The antiviral activities of ISG15

Abstract

Post-translational protein modification is an important strategy for the regulation of the cell proteome independent of the need for new gene expression. Ubiquitin and ubiquitin-like modifiers mediate the regulation of protein levels, signaling pathways, vesicular trafficking, and many other cellular processes through their covalent conjugation to proteins. Interferon stimulated gene 15 (ISG15) is a ubiquitin-like modifier induced by type I interferon. In addition to conjugating to potentially hundreds of target proteins, ISG15 can be found in an unconjugated form both inside of the cell and released from interferon stimulated cells into the extracellular environment. Due to its robust expression after type I interferon stimulation and the broad panel of proteins that it targets, ISG15 has drawn much attention as a potential regulator of the immune response and has been shown to mediate protection in a number of different viral infection models. Here we will review the current state of the field of ISG15, the viruses against which ISG15 mediates protection, and the mechanisms by which ISG15 exerts antiviral activity.

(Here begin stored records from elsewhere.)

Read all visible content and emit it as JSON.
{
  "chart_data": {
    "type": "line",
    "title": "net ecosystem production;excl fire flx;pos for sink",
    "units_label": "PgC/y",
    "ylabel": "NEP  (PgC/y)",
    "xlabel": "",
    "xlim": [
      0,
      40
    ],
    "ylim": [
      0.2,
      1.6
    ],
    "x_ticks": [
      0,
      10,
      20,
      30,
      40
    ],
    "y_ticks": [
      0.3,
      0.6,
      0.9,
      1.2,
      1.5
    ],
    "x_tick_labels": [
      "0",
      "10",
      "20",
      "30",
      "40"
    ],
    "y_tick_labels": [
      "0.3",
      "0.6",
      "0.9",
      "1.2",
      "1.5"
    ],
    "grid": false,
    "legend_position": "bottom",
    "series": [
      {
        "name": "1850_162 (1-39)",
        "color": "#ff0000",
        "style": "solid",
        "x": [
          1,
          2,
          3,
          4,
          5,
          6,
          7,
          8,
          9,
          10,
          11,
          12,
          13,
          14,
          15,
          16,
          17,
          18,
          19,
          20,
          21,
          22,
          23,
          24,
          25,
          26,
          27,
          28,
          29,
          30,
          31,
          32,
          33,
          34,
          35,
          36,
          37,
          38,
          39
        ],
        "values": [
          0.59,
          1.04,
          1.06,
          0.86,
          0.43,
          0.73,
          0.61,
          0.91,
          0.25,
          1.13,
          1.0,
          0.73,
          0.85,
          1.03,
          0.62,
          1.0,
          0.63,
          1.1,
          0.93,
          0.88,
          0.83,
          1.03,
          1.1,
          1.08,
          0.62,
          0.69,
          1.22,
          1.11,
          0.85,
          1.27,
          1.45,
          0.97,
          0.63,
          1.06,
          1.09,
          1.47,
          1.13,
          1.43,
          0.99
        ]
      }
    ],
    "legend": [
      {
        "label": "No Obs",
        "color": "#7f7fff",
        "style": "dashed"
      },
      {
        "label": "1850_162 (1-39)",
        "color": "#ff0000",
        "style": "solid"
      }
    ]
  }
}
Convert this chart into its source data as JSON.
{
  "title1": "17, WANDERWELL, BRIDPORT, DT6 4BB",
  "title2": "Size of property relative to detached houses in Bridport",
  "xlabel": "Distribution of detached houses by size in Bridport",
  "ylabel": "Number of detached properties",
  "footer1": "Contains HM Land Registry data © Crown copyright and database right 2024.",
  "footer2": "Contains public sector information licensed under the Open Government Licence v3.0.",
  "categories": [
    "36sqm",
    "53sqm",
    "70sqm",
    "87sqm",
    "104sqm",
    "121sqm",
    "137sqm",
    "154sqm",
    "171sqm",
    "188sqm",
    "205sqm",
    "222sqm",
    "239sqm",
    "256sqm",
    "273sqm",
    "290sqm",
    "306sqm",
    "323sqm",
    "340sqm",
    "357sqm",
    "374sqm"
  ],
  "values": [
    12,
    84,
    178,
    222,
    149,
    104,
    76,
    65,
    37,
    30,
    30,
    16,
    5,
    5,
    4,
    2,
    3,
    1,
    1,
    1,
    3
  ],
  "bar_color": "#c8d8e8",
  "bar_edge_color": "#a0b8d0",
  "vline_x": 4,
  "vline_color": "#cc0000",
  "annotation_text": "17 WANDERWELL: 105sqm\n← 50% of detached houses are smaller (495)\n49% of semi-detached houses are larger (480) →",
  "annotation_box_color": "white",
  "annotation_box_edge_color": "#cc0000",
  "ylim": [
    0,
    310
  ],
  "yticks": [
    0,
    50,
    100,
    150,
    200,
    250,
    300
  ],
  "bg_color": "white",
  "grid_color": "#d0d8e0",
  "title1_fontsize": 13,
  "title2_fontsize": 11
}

Keywords: ASLV; CHIKV; Chikungunya virus; ESCRT; HIV-1; HPV; HSV-1; IRF3; ISG15; JNK; Jun N-terminal kinase; LCMV; MEF; NDV; NK; Newcastle disease virus; PKR; RIG-I; SeV; Sendai virus; VLP; VSV; WNV; WT; West Nile virus; avian sarcoma leukosis virus; endosomal sorting complexes required for transport; herpes simplex virus 1; human immunodeficiency virus 1; human papilloma virus; innate immunity; interferon regulatory factor 3; interferon stimulated gene 15; interferons; lymphocytic choriomeningitis virus; mouse embryonic fibroblast; natural killer; protein kinase R; retinoic acid inducible gene 1; short interfering RNA; siRNA; ubiquitin-like protein; vesicular stomatitis virus; virus-like particle; viruses; wild type.

Graphical abstract

Fig. 1

A comparison between the ubiquitin and ISG15 conjugation pathways. Both ubiquitin and ISG15 are conjugated to target proteins by utilizing enzymatic cascades composed of E1, E2, and E3 enzymes. (a) In the case of ubiquitin, it achieves specificity in target protein modification through the use of multiple E2 and E3 enzymes, which can orchestrate a broad range of specific ubiquitin modifications. Ubiquitin can also conjugate to itself on multiple lysine residues to form polyubiquitin chains on target proteins that result in different downstream functional consequences for the targeted protein. (b) The ISG15 conjugation cascade is an IFN-induced cascade in which the vast majority of ISG15 conjugation utilizes UbE1L, UbcH8, and HERC5. Interaction between HERC5 and polysomes leads to the preferential ISGylation of newly translated proteins. Unlike ubiquitin, there is no evidence that ISG15 forms poly-ISG15 chains or targets proteins for degradation.